We land ourselves in Ghum (Darjeeling) where we are to spend a night in a home stay. A log cabin well furnished with cozy beds and a tea booth makes it feel like home. It's great to travel when you have friends who are crazy enough to comfort each other over a game of "sur-police". The motive wasn't to win the game, the motive was to find the lost child in us which had fallen into a deep slumber. The night brought us closer to our lost pieces. Some odd mix of laughter, stifled sobs, unfinished stories from past, some from the present were left behind in that misty summer night. We slept for a few hours and when we woke we found that the  windows there overlook mountains on all sides and when you step out in the open in the wee hours of morning, you can't really help but be awestruck by the beauty the place holds.
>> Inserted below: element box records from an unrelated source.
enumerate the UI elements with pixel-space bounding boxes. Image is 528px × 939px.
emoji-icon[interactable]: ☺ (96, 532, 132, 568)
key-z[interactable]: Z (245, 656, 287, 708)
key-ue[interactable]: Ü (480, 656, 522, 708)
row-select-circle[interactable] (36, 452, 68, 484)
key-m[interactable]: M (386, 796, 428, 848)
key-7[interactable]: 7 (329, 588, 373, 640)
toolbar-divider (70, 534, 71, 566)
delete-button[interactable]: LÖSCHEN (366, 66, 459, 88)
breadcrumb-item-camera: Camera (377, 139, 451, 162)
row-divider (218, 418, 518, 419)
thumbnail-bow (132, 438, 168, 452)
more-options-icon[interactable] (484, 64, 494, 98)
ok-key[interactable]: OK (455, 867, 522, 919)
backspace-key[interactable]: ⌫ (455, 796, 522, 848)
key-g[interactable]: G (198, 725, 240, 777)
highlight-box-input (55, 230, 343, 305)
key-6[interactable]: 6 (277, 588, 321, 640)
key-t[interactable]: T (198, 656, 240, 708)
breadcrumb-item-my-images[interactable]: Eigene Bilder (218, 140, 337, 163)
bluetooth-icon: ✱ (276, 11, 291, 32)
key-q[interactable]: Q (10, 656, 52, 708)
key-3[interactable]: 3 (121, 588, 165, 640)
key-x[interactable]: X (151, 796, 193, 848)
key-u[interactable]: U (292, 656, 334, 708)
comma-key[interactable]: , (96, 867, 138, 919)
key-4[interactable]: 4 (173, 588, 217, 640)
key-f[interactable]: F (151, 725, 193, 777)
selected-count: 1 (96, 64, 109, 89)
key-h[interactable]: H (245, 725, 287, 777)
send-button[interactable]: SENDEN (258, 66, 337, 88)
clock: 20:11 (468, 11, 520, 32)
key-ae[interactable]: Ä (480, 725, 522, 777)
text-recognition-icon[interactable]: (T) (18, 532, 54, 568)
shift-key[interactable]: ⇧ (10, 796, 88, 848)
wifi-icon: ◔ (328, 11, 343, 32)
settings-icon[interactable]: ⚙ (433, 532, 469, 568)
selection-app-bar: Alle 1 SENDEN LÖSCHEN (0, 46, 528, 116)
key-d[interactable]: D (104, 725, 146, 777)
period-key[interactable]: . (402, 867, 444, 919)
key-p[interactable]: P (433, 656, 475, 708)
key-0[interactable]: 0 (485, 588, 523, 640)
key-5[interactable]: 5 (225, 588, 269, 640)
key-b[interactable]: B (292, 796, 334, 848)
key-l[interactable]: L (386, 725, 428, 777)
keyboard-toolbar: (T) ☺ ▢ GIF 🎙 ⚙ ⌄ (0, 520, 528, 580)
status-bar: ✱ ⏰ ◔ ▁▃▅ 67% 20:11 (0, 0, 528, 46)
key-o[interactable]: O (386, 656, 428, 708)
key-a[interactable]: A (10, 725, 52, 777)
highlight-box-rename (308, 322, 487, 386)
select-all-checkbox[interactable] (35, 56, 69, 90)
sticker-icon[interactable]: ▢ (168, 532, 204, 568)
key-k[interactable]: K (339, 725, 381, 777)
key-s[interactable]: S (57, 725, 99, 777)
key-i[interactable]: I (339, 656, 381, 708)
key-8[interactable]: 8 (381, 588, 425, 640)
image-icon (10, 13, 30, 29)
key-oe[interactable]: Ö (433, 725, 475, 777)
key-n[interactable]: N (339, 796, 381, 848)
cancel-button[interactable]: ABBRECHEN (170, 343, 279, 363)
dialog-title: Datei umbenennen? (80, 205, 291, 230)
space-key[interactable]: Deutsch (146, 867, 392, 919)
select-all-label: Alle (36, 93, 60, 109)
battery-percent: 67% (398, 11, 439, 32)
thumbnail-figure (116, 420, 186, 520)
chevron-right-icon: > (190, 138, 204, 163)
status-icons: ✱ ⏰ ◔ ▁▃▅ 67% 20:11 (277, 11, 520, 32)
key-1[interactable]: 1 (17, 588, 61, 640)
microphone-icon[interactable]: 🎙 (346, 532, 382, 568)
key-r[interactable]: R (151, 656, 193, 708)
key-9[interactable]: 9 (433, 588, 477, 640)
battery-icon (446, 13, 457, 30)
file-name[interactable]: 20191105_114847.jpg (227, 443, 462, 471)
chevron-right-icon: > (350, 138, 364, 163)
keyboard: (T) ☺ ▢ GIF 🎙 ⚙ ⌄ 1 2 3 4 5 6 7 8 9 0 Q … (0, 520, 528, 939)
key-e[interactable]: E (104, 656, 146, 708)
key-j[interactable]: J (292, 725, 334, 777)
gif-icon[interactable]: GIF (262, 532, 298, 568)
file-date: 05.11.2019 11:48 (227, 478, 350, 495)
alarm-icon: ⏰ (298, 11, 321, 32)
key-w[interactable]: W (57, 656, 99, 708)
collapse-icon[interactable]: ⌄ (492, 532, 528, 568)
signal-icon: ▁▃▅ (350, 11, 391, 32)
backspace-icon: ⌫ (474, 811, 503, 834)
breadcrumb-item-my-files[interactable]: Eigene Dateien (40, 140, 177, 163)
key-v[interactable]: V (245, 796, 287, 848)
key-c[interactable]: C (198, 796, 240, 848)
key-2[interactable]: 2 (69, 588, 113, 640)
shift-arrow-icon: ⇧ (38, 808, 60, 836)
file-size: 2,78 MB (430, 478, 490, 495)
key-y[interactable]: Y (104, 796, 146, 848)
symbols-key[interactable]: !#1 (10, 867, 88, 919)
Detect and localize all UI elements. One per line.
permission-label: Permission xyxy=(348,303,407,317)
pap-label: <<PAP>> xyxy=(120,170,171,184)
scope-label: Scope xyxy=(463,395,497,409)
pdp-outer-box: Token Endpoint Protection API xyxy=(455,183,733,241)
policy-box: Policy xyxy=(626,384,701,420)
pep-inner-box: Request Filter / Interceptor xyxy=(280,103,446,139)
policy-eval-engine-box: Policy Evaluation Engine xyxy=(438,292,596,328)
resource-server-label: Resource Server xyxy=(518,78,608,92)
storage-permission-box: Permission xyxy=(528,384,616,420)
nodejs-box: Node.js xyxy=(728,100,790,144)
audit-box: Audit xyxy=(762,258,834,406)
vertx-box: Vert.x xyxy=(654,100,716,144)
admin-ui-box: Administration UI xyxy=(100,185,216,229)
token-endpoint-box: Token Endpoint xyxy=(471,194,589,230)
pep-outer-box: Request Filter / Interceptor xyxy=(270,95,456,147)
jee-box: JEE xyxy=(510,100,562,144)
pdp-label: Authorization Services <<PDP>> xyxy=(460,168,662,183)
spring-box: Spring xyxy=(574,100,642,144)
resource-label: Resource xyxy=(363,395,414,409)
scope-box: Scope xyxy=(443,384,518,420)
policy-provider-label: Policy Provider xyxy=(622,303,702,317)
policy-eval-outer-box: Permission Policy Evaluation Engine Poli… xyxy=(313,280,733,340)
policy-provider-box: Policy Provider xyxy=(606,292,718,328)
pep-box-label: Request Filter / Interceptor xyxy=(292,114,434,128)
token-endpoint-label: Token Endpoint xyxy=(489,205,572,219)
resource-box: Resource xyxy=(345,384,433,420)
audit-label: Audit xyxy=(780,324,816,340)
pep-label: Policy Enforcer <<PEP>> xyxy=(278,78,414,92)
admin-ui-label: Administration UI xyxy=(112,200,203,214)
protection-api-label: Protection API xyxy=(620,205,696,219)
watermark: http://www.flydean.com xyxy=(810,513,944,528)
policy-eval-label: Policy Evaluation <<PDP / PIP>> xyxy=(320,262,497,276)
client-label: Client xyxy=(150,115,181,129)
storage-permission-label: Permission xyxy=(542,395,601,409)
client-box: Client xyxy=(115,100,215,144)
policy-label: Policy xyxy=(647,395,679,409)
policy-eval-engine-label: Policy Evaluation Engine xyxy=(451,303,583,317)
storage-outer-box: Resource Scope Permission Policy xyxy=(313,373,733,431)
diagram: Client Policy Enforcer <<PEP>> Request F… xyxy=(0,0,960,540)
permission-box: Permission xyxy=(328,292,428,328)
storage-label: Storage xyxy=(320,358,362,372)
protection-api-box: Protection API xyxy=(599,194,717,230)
Our trip indeed can be detailed but for me details ruin the magic. I would want to remember the trip through memories which keep it alive. I would want to keep believing that I actually felt the clouds in my skin, the wind in my hair and the warmth of a mellowing sun in my heart. I would want to believe in the magic the place had to offer.

I hope life keeps the magic alive for me. I hope I bring back home more such memories.
Gangtok taught me this peace of wisdom, "Om mani padme hum" which translates as "the jewel is in the lotus". The idea is to invoke compassion to make us better beings.